Initialize a RecursiveCharacterTextSplitter with a specified chunk size and overlap.
Use the text splitter to split the document into chunks.
Print the content of the first five chunks to see how the document is divided.
This task will solidify your understanding of loading and splitting documents, setting you up for more advanced processing tasks.
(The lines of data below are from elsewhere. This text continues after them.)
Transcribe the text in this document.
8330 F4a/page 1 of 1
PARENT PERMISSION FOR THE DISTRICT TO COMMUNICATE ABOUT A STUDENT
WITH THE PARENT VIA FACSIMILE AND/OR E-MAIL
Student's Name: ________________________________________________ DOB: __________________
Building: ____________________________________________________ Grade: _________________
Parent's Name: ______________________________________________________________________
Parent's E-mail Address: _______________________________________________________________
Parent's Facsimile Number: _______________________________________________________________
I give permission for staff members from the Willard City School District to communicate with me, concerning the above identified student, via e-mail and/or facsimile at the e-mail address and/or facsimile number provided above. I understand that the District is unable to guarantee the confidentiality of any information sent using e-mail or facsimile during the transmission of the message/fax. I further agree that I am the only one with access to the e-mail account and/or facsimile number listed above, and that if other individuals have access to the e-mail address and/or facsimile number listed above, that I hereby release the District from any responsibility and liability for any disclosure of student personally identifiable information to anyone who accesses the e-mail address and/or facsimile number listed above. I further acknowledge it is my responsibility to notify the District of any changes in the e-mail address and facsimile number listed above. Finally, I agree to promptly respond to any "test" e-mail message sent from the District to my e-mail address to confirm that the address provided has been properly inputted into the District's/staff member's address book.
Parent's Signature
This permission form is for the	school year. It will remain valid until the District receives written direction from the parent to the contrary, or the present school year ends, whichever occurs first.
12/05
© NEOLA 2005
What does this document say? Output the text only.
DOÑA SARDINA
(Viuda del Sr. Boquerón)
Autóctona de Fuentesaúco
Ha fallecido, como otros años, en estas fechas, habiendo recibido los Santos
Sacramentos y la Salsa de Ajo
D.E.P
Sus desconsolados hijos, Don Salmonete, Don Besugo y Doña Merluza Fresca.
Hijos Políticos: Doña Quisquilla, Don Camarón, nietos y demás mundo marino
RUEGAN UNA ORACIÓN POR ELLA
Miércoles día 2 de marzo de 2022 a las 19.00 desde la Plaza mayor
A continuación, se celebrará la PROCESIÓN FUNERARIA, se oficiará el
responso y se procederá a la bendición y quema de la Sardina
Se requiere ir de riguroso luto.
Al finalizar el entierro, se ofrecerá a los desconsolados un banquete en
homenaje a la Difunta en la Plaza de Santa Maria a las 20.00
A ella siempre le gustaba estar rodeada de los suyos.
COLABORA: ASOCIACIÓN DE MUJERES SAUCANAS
Dive in and see how these tools can make document handling a breeze!

```python

from langchain_community.document_loaders import PyPDFLoader
from langchain.text_splitter import RecursiveCharacterTextSplitter

# Define the file path
file_path = "data/the_adventure_of_the_blue_carbuncle.pdf"

# TODO: Create a loader for our document

# TODO: Load the document

# TODO: Initialize a RecursiveCharacterTextSplitter with a specified chunk size and overlap

# TODO: Split the loaded document into chunks using the text splitter

# TODO: Print the content of the first five chunks

```

```python
from langchain_community.document_loaders import PyPDFLoader
from langchain.text_splitter import RecursiveCharacterTextSplitter

# Define the file path
file_path = "data/the_adventure_of_the_blue_carbuncle.pdf"

# Create a loader for our document
loader = PyPDFLoader(file_path)

# Load the document (returns a list of Document objects, one per page)
docs = loader.load()

# Initialize a RecursiveCharacterTextSplitter with a chunk size of 1000 chars and 100-char overlap
text_splitter = RecursiveCharacterTextSplitter(
    chunk_size=1000,
    chunk_overlap=100
)

# Split the loaded document into chunks
split_docs = text_splitter.split_documents(docs)

# Print the content of the first five chunks
for idx, chunk in enumerate(split_docs[:5], start=1):
    print(f"\n--- Chunk {idx} ---\n")
    print(chunk.page_content)
    print("\n" + "-" * 40)
```

**What this does:**

1. **Loads** the PDF into page-based `Document` objects.
2. **Splits** each page recursively at natural boundaries (paragraphs, sentences, etc.) until each chunk is ≤1000 characters, with 100 chars of context overlap.
3. **Prints** the first five chunks so you can inspect how the text was divided.

Run this script to see exactly how your PDF gets loaded and split — a key first step before you move on to embedding or semantic searching!